И он мог себе это позволить. Отец скончался, оставив огромное состояние – сто пятьдесят семь тысяч фунтов. Нужды Рёскин не знал. Он был одинок. Он женился, но неудачно, поскольку совершил ошибку: взял в жены женщину, которая картинам предпочитала светское общество. Затем он совершил еще одну ошибку: пригласил к себе в поместье художника Милле[92], чтобы тот написал его портрет. Это была двойная ошибка, поскольку Милле был плохим художником и красивым мужчиной. В результате этой двойной ошибки миссис Рёскин стала миссис Милле. Одинокий, сказочно богатый Рёскин решил употребить свое состояние на то, чтобы сделать мир достойным своих соборов. Начиная с этого момента его щедрость не знает границ. Количество его стипендиатов по всей Англии исчисляется сотнями. Всякий раз, получив звание профессора рисования в какой-нибудь школе, он, дабы поощрить учеников, дарил этой школе собрание рисунков художников из собственных коллекций.

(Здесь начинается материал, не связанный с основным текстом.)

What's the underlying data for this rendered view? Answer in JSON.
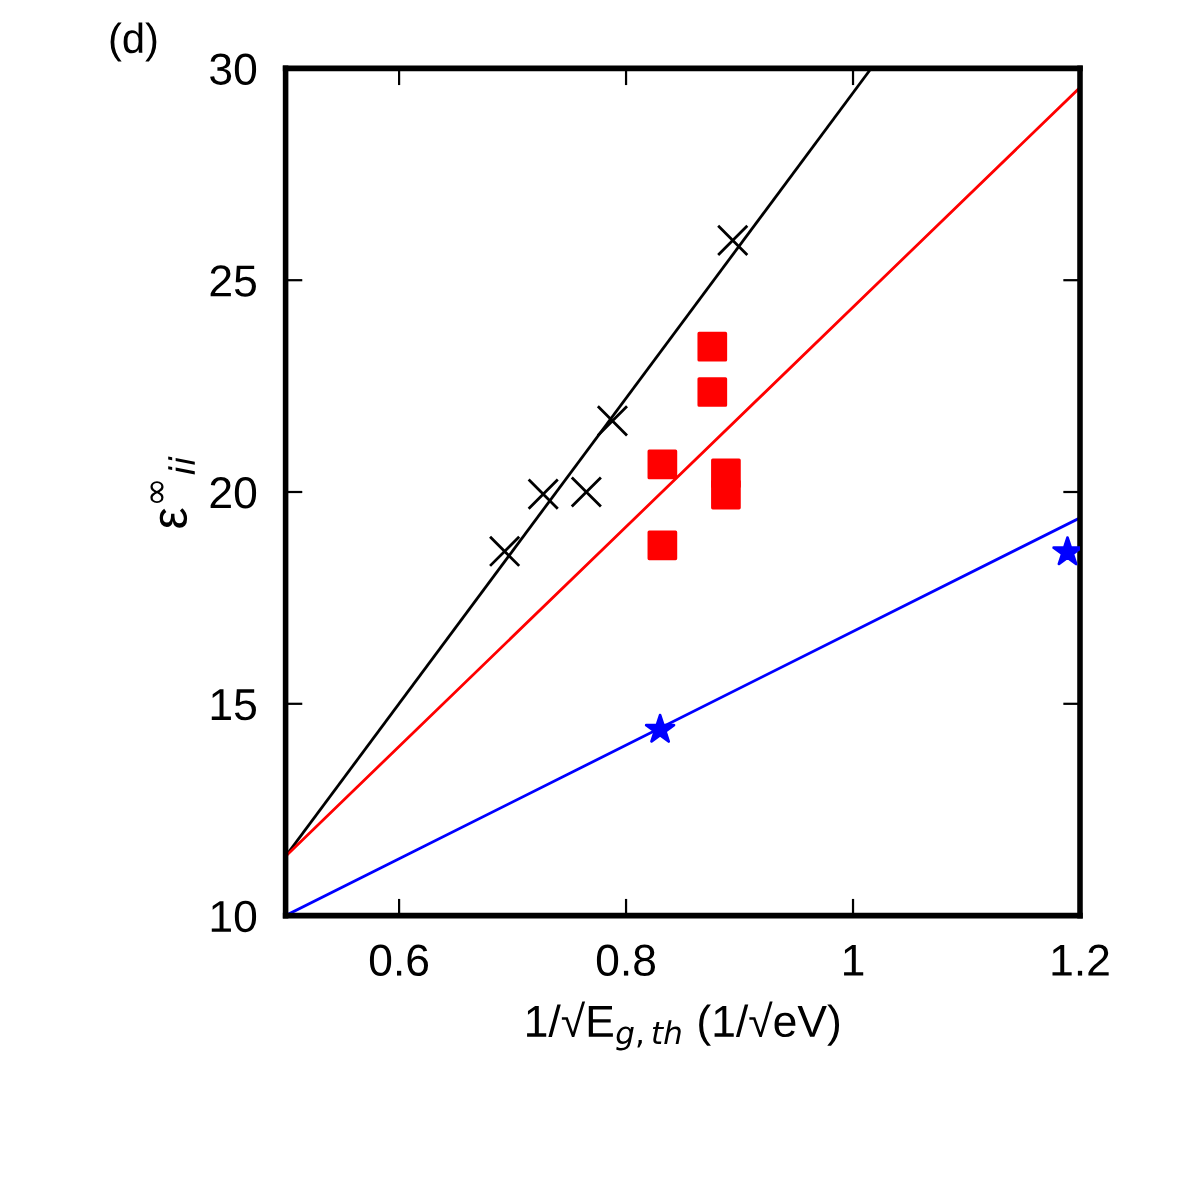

Во многих школах для девушек пожертвования Рёскина тратились на выборы королевы мая, а от него лично она получала золотой крестик и четыре десятка томиков его сочинений, которые ей надлежало распространить среди подруг по своему выбору; когда была возможность, при вручении премии он присутствовал лично. Ибо несчастный господин Рёскин ужасно любил общество молоденьких девиц и постоянно находился в невинной романтической связи с какой-нибудь из них. Особенно он был привязан к Рози Латуш, одной из своих бывших учениц, и после долгих прогулок по аллеям сада даже сделал ей предложение. Ему было пятьдесят три года, ей двадцать четыре. Возраст как раз препятствием не являлся, но девушка была глубоко религиозна, а Рёскин уже перестал верить. Веру своего детства он утратил по одной забавной и совершенно «рёскиновской» причине: он открыл для себя Веронезе. Поскольку, как он говорил, искусство Веронезе, искусство чувственное, лишенное моральной подоплеки, превосходит искусство Фра Анджелико, я не могу более верить. Рози Латуш не желала ни выходить замуж за неверующего, ни даже видеть его, она отвернулась от Рёскина, посулив встречу на том свете.
«Что толку? – с грустью размышлял Рёскин. – Я желал ее именно на этом свете. Оказавшись на небесах, я хотел бы беседовать с Пифагором, Сократом, с Валерием Публиколой, там о Рози я даже и не вспомню! Пусть она об этом и не думает. Так какое мне будет дело до ее серых глаз и розовых щек!»
Стремясь иметь что-нибудь, что привязывало бы его к этой жизни, он решил основать так называемую Гильдию святого Георгия, то есть объединить всех англичан, которые ради прекрасной Англии, свободной от влияния современной «машинной» цивилизации, готовы были бы пожертвовать на это десятую часть своего состояния. На территории гильдии не должно было быть ни машин, ни железной дороги; никакой праздности, как, впрочем, и всякого рода свободы; никакого равенства – напротив, уважение к превосходству.